A peel bark tree or culturally modified tree. Notice the scar is wide and starts at about knee height, extending to just above head height. Axe cuts can be found in the wood at the top and the bottom of the scar, helping to identify this distinctly as a culturally modified tree. This particular tree is a Ponderosa Pine tree that is growing on a site that has not experienced fire for about 100 years, resulting in the large pile of needles and sloughed off bark at the base of the tree. Photograph by James Speer.

Climate

Climate reconstruction from tree rings is probably the most recognized application of dendrochronology. Dendrochronologists reconstruct past temperature and precipitation records that can inform investigators of climate conditions during Native American habitation (Ahlstrom et al. 1995; Dean et al. 1985; Grissino-Mayer 1995; Kaye and Swetnam 1999; Salzer 2000a, 2000b; Stahle et al. 1998; Van West and Dean 2000). Grissino-Mayer (1995), for example, developed a climate reconstruction for El Malpais, New Mexico, that extends back to 100 BC This 2000-year long precipitation record delineates drought and moisture episodes for much of the southwestern U.S. Grissino-Mayer compared this climate reconstruction to major changes in Native American settlement patterns. Stahle et al. (1998) examined Bald Cypress (Taxodium distichum) growth in southern Virginia and found that the Roanoke and Jamestown colonies were established during two of the most severe droughts recorded in their 800-year record. Both of these colonies foundered soon after they were established, which demonstrates communities’ reliance upon the resources provided by a temperate climate.

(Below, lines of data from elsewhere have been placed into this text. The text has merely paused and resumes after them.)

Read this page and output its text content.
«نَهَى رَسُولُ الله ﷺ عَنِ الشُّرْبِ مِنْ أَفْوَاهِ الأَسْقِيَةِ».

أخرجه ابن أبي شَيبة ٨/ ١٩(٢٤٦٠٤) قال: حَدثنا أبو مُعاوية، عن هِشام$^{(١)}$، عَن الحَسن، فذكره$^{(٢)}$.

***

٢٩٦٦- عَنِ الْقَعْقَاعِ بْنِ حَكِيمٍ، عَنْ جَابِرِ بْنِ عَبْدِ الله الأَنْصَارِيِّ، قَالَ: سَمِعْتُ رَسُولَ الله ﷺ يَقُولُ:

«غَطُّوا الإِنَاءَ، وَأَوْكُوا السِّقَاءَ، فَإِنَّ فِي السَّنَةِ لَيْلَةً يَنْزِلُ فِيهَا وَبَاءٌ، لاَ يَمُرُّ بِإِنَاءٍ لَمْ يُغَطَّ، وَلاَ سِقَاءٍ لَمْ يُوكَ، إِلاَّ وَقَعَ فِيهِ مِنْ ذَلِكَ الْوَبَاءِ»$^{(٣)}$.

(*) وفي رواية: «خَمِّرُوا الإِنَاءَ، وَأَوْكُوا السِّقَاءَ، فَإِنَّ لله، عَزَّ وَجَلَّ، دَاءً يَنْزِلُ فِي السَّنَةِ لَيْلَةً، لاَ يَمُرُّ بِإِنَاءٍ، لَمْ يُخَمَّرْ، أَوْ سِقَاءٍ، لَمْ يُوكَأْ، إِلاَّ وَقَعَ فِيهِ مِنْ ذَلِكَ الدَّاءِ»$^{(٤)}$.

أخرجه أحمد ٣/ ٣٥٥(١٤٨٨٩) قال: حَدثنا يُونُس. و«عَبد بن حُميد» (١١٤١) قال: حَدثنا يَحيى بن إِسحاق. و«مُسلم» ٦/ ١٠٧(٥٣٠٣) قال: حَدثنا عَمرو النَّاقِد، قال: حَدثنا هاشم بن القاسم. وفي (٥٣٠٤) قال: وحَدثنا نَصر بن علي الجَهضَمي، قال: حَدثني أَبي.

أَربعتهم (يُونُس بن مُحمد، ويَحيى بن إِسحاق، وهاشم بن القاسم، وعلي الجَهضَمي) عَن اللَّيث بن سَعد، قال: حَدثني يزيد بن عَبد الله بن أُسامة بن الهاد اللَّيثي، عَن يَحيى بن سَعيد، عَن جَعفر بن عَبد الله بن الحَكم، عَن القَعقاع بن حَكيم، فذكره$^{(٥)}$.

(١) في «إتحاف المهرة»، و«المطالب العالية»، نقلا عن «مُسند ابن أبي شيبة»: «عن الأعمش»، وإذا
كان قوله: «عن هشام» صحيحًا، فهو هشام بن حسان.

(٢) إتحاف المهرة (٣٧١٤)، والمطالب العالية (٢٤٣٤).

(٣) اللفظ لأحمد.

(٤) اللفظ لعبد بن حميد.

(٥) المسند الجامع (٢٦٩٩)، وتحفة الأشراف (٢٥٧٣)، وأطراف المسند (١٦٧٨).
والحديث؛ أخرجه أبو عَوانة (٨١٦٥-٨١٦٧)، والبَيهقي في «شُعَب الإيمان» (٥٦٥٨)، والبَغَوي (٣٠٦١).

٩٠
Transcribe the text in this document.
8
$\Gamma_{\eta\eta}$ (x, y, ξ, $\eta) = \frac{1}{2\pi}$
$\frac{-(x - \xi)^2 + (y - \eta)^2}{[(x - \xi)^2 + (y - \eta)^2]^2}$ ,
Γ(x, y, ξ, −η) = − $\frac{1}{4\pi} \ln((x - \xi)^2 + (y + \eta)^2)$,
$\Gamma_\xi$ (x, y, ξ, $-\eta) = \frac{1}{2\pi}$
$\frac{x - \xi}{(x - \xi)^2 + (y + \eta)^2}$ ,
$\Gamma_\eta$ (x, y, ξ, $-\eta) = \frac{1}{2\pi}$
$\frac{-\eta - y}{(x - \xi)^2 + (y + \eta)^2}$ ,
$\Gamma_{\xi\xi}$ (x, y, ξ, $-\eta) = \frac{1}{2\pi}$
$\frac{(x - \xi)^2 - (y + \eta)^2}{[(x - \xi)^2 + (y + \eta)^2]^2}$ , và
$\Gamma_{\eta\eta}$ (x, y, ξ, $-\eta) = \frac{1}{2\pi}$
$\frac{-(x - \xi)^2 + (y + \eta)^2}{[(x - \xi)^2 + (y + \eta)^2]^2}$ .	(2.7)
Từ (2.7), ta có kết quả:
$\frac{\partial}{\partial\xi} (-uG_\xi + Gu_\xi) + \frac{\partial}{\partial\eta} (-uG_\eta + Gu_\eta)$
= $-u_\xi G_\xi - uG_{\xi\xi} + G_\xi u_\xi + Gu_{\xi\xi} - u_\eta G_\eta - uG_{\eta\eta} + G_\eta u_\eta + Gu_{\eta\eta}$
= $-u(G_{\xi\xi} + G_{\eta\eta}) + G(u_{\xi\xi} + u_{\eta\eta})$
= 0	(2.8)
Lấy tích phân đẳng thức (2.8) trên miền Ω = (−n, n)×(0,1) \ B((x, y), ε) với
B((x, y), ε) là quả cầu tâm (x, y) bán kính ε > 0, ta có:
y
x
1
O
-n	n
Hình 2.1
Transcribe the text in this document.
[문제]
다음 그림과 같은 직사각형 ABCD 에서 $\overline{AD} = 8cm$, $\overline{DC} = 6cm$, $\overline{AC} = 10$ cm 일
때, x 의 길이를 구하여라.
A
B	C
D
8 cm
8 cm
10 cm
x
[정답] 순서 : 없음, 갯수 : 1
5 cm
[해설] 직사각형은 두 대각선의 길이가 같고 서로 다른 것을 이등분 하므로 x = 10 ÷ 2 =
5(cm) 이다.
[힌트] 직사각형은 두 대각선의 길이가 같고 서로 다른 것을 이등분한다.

Most dendroclimatic studies across North America reconstruct precipitation because the majority of sampled trees are located at lower elevations where trees are stressed by lack of moisture. Temperature reconstructions are possible, but they need to be conducted at high latitude or high elevation where the trees are stressed by low temperatures. Salzer and Kipfmueller (2005) created a 2,262-year temperature reconstruction from Rocky Mountain Bristlecone Pine (Pinus aristata) in the San Francisco Peaks, Arizona, at 3,536 m elevation. They found that the post-1976 warm/wet period is unprecedented throughout the entire record. During the Medieval Warm Period and Little Ice Age, Salzer and Kipfmueller (2005) record periods of high variability with major shifts between warm or cold and wet or dry conditions. This type of variability creates an unstable climatic condition that is hard to cope with, making subsistence agriculture unpredictable, and leading to possible social strife and collapse of ancient cultures (Dean et al. 1985). Salzer (2000a) compared the Anasazi settlement patterns in northern Arizona to his 2,262-year long temperature reconstruction. Salzer (2000a) discovered three distinctly cold periods in the 1200s around the time of the Anasazi abandonment of their settlements in northern Arizona, suggesting that this climatic variability may have been a factor in Anasazi relocation.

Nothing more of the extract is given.